Even in a regulated environment, you might be able to save money, says Orlando Lucero, vice president of Stewart Title of Albuquerque LLC. While insurance costs may be regulated, ancillary expenses like wire transfer or courier fees could add up, he says. So ask about the complete transaction price, not just insurance costs.
In unregulated areas, the difference in price “could be wide — 10 percent, 20 percent or more,” says Frank Pellegrini, president of Prairie Title Services Inc. in Oak Park, Ill. To find out if you’re in a regulated area, ask your lender or state insurance department.
The average policy is “pretty standard,” says Mann.
Owner’s policies typically protect against a number of contingencies, like fraud, forgery, undisclosed heirs and spousal claims, says Pellegrini.
If you want additional coverage, that could boost the insurance cost. For example, a restriction endorsement could protect you if the construction of your home inadvertently violates the restrictions of your subdivision, Pellegrini says.
Or, your lender could require additional insurance on the property or mortgage. For instance, an ARM, or adjustable-rate mortgage, endorsement would guarantee that the lender is first in line for repayment if the home goes into foreclosure, says Pellegrini.
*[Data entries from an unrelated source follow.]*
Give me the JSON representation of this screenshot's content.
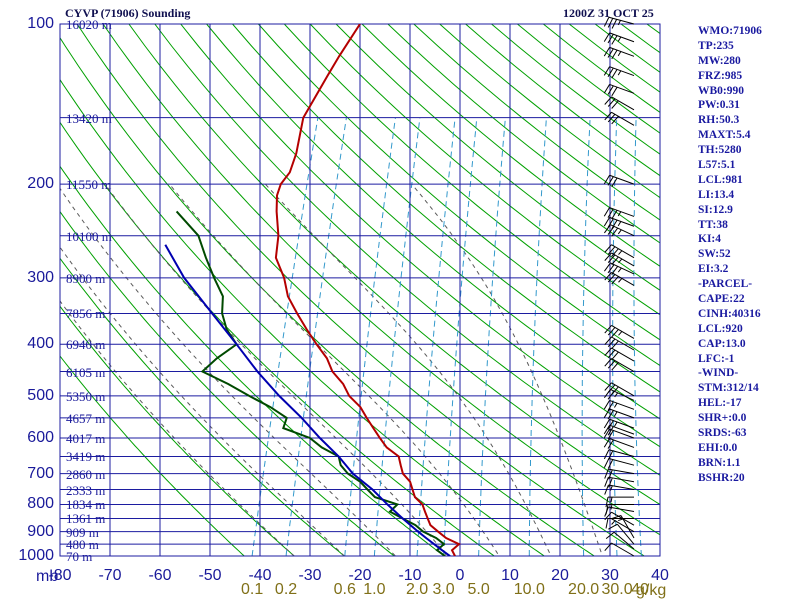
{
  "title": "CYVP (71906) Sounding",
  "valid_time": "1200Z 31 OCT 25",
  "indices": [
    "WMO:71906",
    "TP:235",
    "MW:280",
    "FRZ:985",
    "WB0:990",
    "PW:0.31",
    "RH:50.3",
    "MAXT:5.4",
    "TH:5280",
    "L57:5.1",
    "LCL:981",
    "LI:13.4",
    "SI:12.9",
    "TT:38",
    "KI:4",
    "SW:52",
    "EI:3.2",
    "-PARCEL-",
    "CAPE:22",
    "CINH:40316",
    "LCL:920",
    "CAP:13.0",
    "LFC:-1",
    "-WIND-",
    "STM:312/14",
    "HEL:-17",
    "SHR+:0.0",
    "SRDS:-63",
    "EHI:0.0",
    "BRN:1.1",
    "BSHR:20"
  ],
  "colors": {
    "isobar_grid": "#1c1ca0",
    "isotherm_grid": "#1c1ca0",
    "dry_adiabat": "#00a000",
    "moist_adiabat": "#5a5a5a",
    "mixing_ratio": "#3399cc",
    "temperature": "#b40000",
    "dewpoint": "#004a00",
    "parcel": "#0000b0",
    "wind_barb": "#000000"
  },
  "chart_data": {
    "type": "skew-t",
    "title": "CYVP (71906) Sounding",
    "valid_time": "1200Z 31 OCT 25",
    "pressure_unit": "mb",
    "mixing_ratio_unit": "g/kg",
    "y_scale": "log",
    "ylim": [
      1000,
      100
    ],
    "xlim": [
      -80,
      40
    ],
    "pressure_ticks": [
      "100",
      "200",
      "300",
      "400",
      "500",
      "600",
      "700",
      "800",
      "900",
      "1000"
    ],
    "temperature_ticks": [
      "-80",
      "-70",
      "-60",
      "-50",
      "-40",
      "-30",
      "-20",
      "-10",
      "0",
      "10",
      "20",
      "30",
      "40"
    ],
    "mixing_ratio_ticks": [
      "0.1",
      "0.2",
      "0.6",
      "1.0",
      "2.0",
      "3.0",
      "5.0",
      "10.0",
      "20.0",
      "30.0",
      "40"
    ],
    "height_labels": [
      {
        "p": 1000,
        "label": "70 m"
      },
      {
        "p": 950,
        "label": "480 m"
      },
      {
        "p": 900,
        "label": "909 m"
      },
      {
        "p": 850,
        "label": "1361 m"
      },
      {
        "p": 800,
        "label": "1834 m"
      },
      {
        "p": 750,
        "label": "2333 m"
      },
      {
        "p": 700,
        "label": "2860 m"
      },
      {
        "p": 650,
        "label": "3419 m"
      },
      {
        "p": 600,
        "label": "4017 m"
      },
      {
        "p": 550,
        "label": "4657 m"
      },
      {
        "p": 500,
        "label": "5350 m"
      },
      {
        "p": 450,
        "label": "6105 m"
      },
      {
        "p": 400,
        "label": "6940 m"
      },
      {
        "p": 350,
        "label": "7856 m"
      },
      {
        "p": 300,
        "label": "8900 m"
      },
      {
        "p": 250,
        "label": "10100 m"
      },
      {
        "p": 200,
        "label": "11550 m"
      },
      {
        "p": 150,
        "label": "13420 m"
      },
      {
        "p": 100,
        "label": "16020 m"
      }
    ],
    "series": [
      {
        "kind": "temperature",
        "points": [
          [
            1000,
            -1
          ],
          [
            975,
            -2
          ],
          [
            950,
            -1
          ],
          [
            925,
            -4
          ],
          [
            900,
            -6
          ],
          [
            875,
            -8
          ],
          [
            850,
            -9
          ],
          [
            825,
            -10
          ],
          [
            800,
            -11
          ],
          [
            775,
            -13
          ],
          [
            750,
            -14
          ],
          [
            725,
            -15
          ],
          [
            700,
            -17
          ],
          [
            675,
            -18
          ],
          [
            650,
            -19
          ],
          [
            625,
            -22
          ],
          [
            600,
            -24
          ],
          [
            575,
            -26
          ],
          [
            550,
            -28
          ],
          [
            525,
            -30
          ],
          [
            500,
            -33
          ],
          [
            475,
            -35
          ],
          [
            450,
            -38
          ],
          [
            425,
            -40
          ],
          [
            400,
            -43
          ],
          [
            375,
            -46
          ],
          [
            350,
            -49
          ],
          [
            325,
            -52
          ],
          [
            300,
            -54
          ],
          [
            275,
            -57
          ],
          [
            250,
            -58
          ],
          [
            225,
            -60
          ],
          [
            210,
            -61
          ],
          [
            200,
            -61
          ],
          [
            190,
            -60
          ],
          [
            175,
            -60
          ],
          [
            150,
            -61
          ],
          [
            125,
            -59
          ],
          [
            115,
            -58
          ],
          [
            100,
            -56
          ]
        ]
      },
      {
        "kind": "dewpoint",
        "points": [
          [
            1000,
            -3
          ],
          [
            975,
            -5
          ],
          [
            950,
            -4
          ],
          [
            925,
            -6
          ],
          [
            900,
            -9
          ],
          [
            875,
            -11
          ],
          [
            850,
            -14
          ],
          [
            825,
            -17
          ],
          [
            800,
            -16
          ],
          [
            775,
            -21
          ],
          [
            750,
            -23
          ],
          [
            725,
            -25
          ],
          [
            700,
            -28
          ],
          [
            675,
            -30
          ],
          [
            650,
            -31
          ],
          [
            625,
            -35
          ],
          [
            600,
            -38
          ],
          [
            575,
            -44
          ],
          [
            550,
            -44
          ],
          [
            525,
            -48
          ],
          [
            500,
            -53
          ],
          [
            475,
            -58
          ],
          [
            450,
            -64
          ],
          [
            425,
            -62
          ],
          [
            400,
            -59
          ],
          [
            375,
            -62
          ],
          [
            350,
            -64
          ],
          [
            325,
            -65
          ],
          [
            300,
            -68
          ],
          [
            275,
            -71
          ],
          [
            250,
            -74
          ],
          [
            225,
            -80
          ]
        ]
      },
      {
        "kind": "parcel",
        "points": [
          [
            1000,
            -2
          ],
          [
            975,
            -4
          ],
          [
            950,
            -6
          ],
          [
            925,
            -8
          ],
          [
            900,
            -10
          ],
          [
            850,
            -14
          ],
          [
            800,
            -18
          ],
          [
            750,
            -22
          ],
          [
            700,
            -27
          ],
          [
            650,
            -31
          ],
          [
            600,
            -36
          ],
          [
            550,
            -41
          ],
          [
            500,
            -47
          ],
          [
            450,
            -53
          ],
          [
            400,
            -59
          ],
          [
            350,
            -66
          ],
          [
            300,
            -74
          ],
          [
            260,
            -80
          ]
        ]
      }
    ],
    "wind_barbs": [
      {
        "p": 1000,
        "dir": 300,
        "spd": 10
      },
      {
        "p": 970,
        "dir": 310,
        "spd": 10
      },
      {
        "p": 950,
        "dir": 320,
        "spd": 10
      },
      {
        "p": 925,
        "dir": 330,
        "spd": 15
      },
      {
        "p": 900,
        "dir": 300,
        "spd": 5
      },
      {
        "p": 875,
        "dir": 300,
        "spd": 10
      },
      {
        "p": 850,
        "dir": 270,
        "spd": 10
      },
      {
        "p": 825,
        "dir": 280,
        "spd": 10
      },
      {
        "p": 800,
        "dir": 270,
        "spd": 15
      },
      {
        "p": 775,
        "dir": 270,
        "spd": 15
      },
      {
        "p": 750,
        "dir": 280,
        "spd": 15
      },
      {
        "p": 725,
        "dir": 280,
        "spd": 20
      },
      {
        "p": 700,
        "dir": 280,
        "spd": 20
      },
      {
        "p": 675,
        "dir": 285,
        "spd": 20
      },
      {
        "p": 650,
        "dir": 285,
        "spd": 20
      },
      {
        "p": 625,
        "dir": 290,
        "spd": 20
      },
      {
        "p": 600,
        "dir": 290,
        "spd": 20
      },
      {
        "p": 590,
        "dir": 290,
        "spd": 20
      },
      {
        "p": 575,
        "dir": 290,
        "spd": 25
      },
      {
        "p": 550,
        "dir": 290,
        "spd": 25
      },
      {
        "p": 530,
        "dir": 290,
        "spd": 25
      },
      {
        "p": 510,
        "dir": 295,
        "spd": 25
      },
      {
        "p": 500,
        "dir": 300,
        "spd": 30
      },
      {
        "p": 450,
        "dir": 300,
        "spd": 30
      },
      {
        "p": 430,
        "dir": 300,
        "spd": 30
      },
      {
        "p": 410,
        "dir": 300,
        "spd": 30
      },
      {
        "p": 390,
        "dir": 300,
        "spd": 35
      },
      {
        "p": 310,
        "dir": 300,
        "spd": 35
      },
      {
        "p": 295,
        "dir": 295,
        "spd": 35
      },
      {
        "p": 285,
        "dir": 300,
        "spd": 35
      },
      {
        "p": 275,
        "dir": 300,
        "spd": 35
      },
      {
        "p": 250,
        "dir": 295,
        "spd": 35
      },
      {
        "p": 240,
        "dir": 290,
        "spd": 35
      },
      {
        "p": 230,
        "dir": 290,
        "spd": 35
      },
      {
        "p": 200,
        "dir": 290,
        "spd": 30
      },
      {
        "p": 155,
        "dir": 300,
        "spd": 30
      },
      {
        "p": 145,
        "dir": 300,
        "spd": 30
      },
      {
        "p": 135,
        "dir": 290,
        "spd": 30
      },
      {
        "p": 125,
        "dir": 290,
        "spd": 35
      },
      {
        "p": 115,
        "dir": 290,
        "spd": 35
      },
      {
        "p": 108,
        "dir": 290,
        "spd": 35
      },
      {
        "p": 100,
        "dir": 285,
        "spd": 35
      }
    ]
  }
}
That doesn’t mean if the buyer pays, he can’t haggle for all or part of his costs. “It can always be negotiable,” Yohe says.
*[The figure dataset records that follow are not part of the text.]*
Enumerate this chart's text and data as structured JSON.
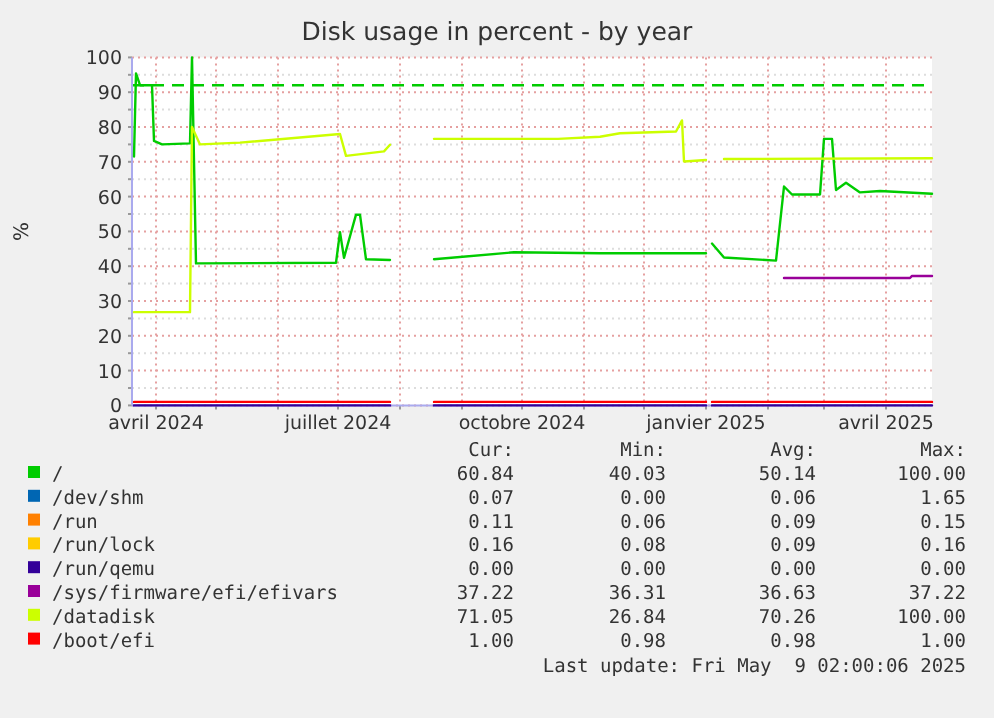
{
  "chart_data": {
    "type": "line",
    "title": "Disk usage in percent - by year",
    "ylabel": "%",
    "xlim": [
      "2024-03-20",
      "2025-04-24"
    ],
    "xticks": [
      {
        "value": "2024-04-01",
        "label": "avril 2024"
      },
      {
        "value": "2024-05-01",
        "label": null
      },
      {
        "value": "2024-06-01",
        "label": null
      },
      {
        "value": "2024-07-01",
        "label": "juillet 2024"
      },
      {
        "value": "2024-08-01",
        "label": null
      },
      {
        "value": "2024-09-01",
        "label": null
      },
      {
        "value": "2024-10-01",
        "label": "octobre 2024"
      },
      {
        "value": "2024-11-01",
        "label": null
      },
      {
        "value": "2024-12-01",
        "label": null
      },
      {
        "value": "2025-01-01",
        "label": "janvier 2025"
      },
      {
        "value": "2025-02-01",
        "label": null
      },
      {
        "value": "2025-03-01",
        "label": null
      },
      {
        "value": "2025-04-01",
        "label": "avril 2025"
      }
    ],
    "ylim": [
      0,
      100
    ],
    "yticks": [
      0,
      {
        "value": 5,
        "label": null
      },
      10,
      {
        "value": 15,
        "label": null
      },
      20,
      {
        "value": 25,
        "label": null
      },
      30,
      {
        "value": 35,
        "label": null
      },
      40,
      {
        "value": 45,
        "label": null
      },
      50,
      {
        "value": 55,
        "label": null
      },
      60,
      {
        "value": 65,
        "label": null
      },
      70,
      {
        "value": 75,
        "label": null
      },
      80,
      {
        "value": 85,
        "label": null
      },
      90,
      {
        "value": 95,
        "label": null
      },
      100
    ],
    "grid": true,
    "legend": "bottom",
    "line_style": "solid",
    "ref_lines": [
      {
        "axis": "y",
        "value": 92,
        "color": "#00cc00",
        "line_style": "dashed"
      }
    ],
    "series": [
      {
        "name": "/",
        "color": "#00cc00",
        "x": [
          "2024-03-21",
          "2024-03-22",
          "2024-03-24",
          "2024-03-30",
          "2024-03-31",
          "2024-04-04",
          "2024-04-18",
          "2024-04-19",
          "2024-04-21",
          "2024-06-30",
          "2024-07-02",
          "2024-07-04",
          "2024-07-10",
          "2024-07-12",
          "2024-07-15",
          "2024-07-27",
          "2024-08-10",
          "2024-08-18",
          "2024-09-27",
          "2024-11-09",
          "2025-01-01",
          "2025-01-02",
          "2025-01-04",
          "2025-01-10",
          "2025-02-05",
          "2025-02-09",
          "2025-02-13",
          "2025-02-27",
          "2025-03-01",
          "2025-03-05",
          "2025-03-07",
          "2025-03-12",
          "2025-03-19",
          "2025-03-29",
          "2025-04-24"
        ],
        "values": [
          71.5,
          95.4,
          92,
          92,
          76,
          75,
          75.3,
          100,
          40.8,
          41,
          49.8,
          42.4,
          54.8,
          54.8,
          42,
          41.8,
          null,
          42,
          44,
          43.7,
          43.7,
          null,
          46.5,
          42.5,
          41.6,
          62.9,
          60.6,
          60.6,
          76.6,
          76.6,
          61.9,
          64,
          61.2,
          61.6,
          60.8
        ]
      },
      {
        "name": "/dev/shm",
        "color": "#0066b3"
      },
      {
        "name": "/run",
        "color": "#ff8000"
      },
      {
        "name": "/run/lock",
        "color": "#ffcc00"
      },
      {
        "name": "/run/qemu",
        "color": "#330099",
        "x": [
          "2024-03-21",
          "2024-07-27",
          "2024-08-10",
          "2024-08-18",
          "2025-01-01",
          "2025-01-02",
          "2025-01-04",
          "2025-04-24"
        ],
        "values": [
          0,
          0,
          null,
          0,
          0,
          null,
          0,
          0
        ]
      },
      {
        "name": "/sys/firmware/efi/efivars",
        "color": "#990099",
        "x": [
          "2025-02-09",
          "2025-04-13",
          "2025-04-14",
          "2025-04-24"
        ],
        "values": [
          36.6,
          36.6,
          37.2,
          37.2
        ]
      },
      {
        "name": "/datadisk",
        "color": "#ccff00",
        "x": [
          "2024-03-21",
          "2024-04-18",
          "2024-04-19",
          "2024-04-23",
          "2024-05-13",
          "2024-07-02",
          "2024-07-05",
          "2024-07-24",
          "2024-07-27",
          "2024-08-10",
          "2024-08-18",
          "2024-10-19",
          "2024-11-09",
          "2024-11-19",
          "2024-12-17",
          "2024-12-20",
          "2024-12-21",
          "2025-01-01",
          "2025-01-02",
          "2025-01-10",
          "2025-04-24"
        ],
        "values": [
          26.8,
          26.8,
          80,
          75,
          75.5,
          78,
          71.7,
          73,
          74.9,
          null,
          76.6,
          76.6,
          77.2,
          78.2,
          78.7,
          81.9,
          70.1,
          70.5,
          null,
          70.8,
          71
        ]
      },
      {
        "name": "/boot/efi",
        "color": "#ff0000",
        "x": [
          "2024-03-21",
          "2024-07-27",
          "2024-08-10",
          "2024-08-18",
          "2025-01-01",
          "2025-01-02",
          "2025-01-04",
          "2025-04-24"
        ],
        "values": [
          1,
          1,
          null,
          1,
          1,
          null,
          1,
          1
        ]
      }
    ],
    "annotations": [
      "Cur:",
      "Min:",
      "Avg:",
      "Max:",
      "60.84",
      "40.03",
      "50.14",
      "100.00",
      "0.07",
      "0.00",
      "0.06",
      "1.65",
      "0.11",
      "0.06",
      "0.09",
      "0.15",
      "0.16",
      "0.08",
      "0.09",
      "0.16",
      "0.00",
      "0.00",
      "0.00",
      "0.00",
      "37.22",
      "36.31",
      "36.63",
      "37.22",
      "71.05",
      "26.84",
      "70.26",
      "100.00",
      "1.00",
      "0.98",
      "0.98",
      "1.00",
      "Last update: Fri May  9 02:00:06 2025"
    ]
  }
}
If you’re buying the owner’s and lender’s policies from the same company, “in many cases, there’s a substantial discount,” says Lucero.
Be wary if the seller is pushing his title company, he says. A title search is meant to find errors before you buy. Use the same company that your seller did years earlier and odds are you’ll get the same results, Mann says. Often, searchers aren’t using actual records but summaries or extracts of those records. A fresh set of eyes (and extracts) could unearth problems, allowing you to fix them before you buy, he says.
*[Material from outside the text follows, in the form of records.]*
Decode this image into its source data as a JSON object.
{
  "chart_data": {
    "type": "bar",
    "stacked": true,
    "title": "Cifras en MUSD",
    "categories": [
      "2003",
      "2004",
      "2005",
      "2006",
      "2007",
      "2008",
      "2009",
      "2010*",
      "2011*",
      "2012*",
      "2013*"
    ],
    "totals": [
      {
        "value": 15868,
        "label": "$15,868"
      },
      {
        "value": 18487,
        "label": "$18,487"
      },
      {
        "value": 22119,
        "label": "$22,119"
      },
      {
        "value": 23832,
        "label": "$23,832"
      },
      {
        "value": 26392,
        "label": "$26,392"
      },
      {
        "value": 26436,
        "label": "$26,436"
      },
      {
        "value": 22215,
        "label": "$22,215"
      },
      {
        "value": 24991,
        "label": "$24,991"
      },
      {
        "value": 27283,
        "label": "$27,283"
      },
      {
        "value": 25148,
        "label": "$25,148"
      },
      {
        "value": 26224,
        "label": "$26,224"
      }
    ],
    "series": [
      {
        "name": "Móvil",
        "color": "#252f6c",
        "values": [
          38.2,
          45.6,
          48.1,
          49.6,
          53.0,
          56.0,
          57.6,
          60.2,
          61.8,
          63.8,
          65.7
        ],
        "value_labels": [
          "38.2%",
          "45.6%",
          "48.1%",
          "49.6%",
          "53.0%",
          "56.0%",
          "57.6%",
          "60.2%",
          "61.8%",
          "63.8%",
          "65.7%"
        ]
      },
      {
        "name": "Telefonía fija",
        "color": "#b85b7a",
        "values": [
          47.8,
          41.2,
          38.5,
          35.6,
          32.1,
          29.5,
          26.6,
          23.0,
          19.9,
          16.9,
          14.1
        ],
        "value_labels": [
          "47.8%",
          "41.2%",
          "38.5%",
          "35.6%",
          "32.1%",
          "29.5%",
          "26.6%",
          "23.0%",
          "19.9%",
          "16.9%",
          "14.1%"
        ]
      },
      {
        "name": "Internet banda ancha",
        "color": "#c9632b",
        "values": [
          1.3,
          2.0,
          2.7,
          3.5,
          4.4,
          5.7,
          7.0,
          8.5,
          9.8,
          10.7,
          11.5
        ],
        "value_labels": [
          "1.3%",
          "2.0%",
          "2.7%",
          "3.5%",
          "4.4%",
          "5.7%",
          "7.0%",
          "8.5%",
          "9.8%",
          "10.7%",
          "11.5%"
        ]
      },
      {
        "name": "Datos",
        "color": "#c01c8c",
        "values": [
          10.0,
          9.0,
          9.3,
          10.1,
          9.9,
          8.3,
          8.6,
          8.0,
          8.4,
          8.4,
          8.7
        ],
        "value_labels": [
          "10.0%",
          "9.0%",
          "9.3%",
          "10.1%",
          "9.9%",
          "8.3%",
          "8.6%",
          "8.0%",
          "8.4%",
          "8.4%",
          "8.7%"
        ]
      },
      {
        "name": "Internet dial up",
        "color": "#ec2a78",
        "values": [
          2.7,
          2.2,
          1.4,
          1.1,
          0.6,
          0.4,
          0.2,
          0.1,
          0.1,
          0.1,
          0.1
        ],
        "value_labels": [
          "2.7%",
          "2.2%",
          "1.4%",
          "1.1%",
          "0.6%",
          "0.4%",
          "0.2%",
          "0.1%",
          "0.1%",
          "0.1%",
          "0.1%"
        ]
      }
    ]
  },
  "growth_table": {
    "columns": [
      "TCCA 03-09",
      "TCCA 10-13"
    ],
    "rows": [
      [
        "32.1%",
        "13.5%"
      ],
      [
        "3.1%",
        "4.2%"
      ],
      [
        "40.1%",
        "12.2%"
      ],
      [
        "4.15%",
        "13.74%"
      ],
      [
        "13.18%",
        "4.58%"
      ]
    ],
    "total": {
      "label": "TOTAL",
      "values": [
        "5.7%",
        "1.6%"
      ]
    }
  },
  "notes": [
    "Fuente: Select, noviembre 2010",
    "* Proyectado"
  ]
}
“The lender’s interest dovetails with yours in getting these things done well,” Mann says.
The lender is guaranteeing a large amount of money based on the assurance that the property you’re using as collateral is really yours.
You can also research the underwriter and title company or attorney online to see what past customers are saying about their services.
Every business has its bad apples. In very rare instances, a title insurance agent has issued policies but pocketed the premiums instead of forwarding them to the underwriter, so consumers weren’t covered, says Joseph W. Eaton, co-author of “The American Title Insurance Industry.”
One easy solution: Contact your underwriter directly and ask for a copy of your policy, he says.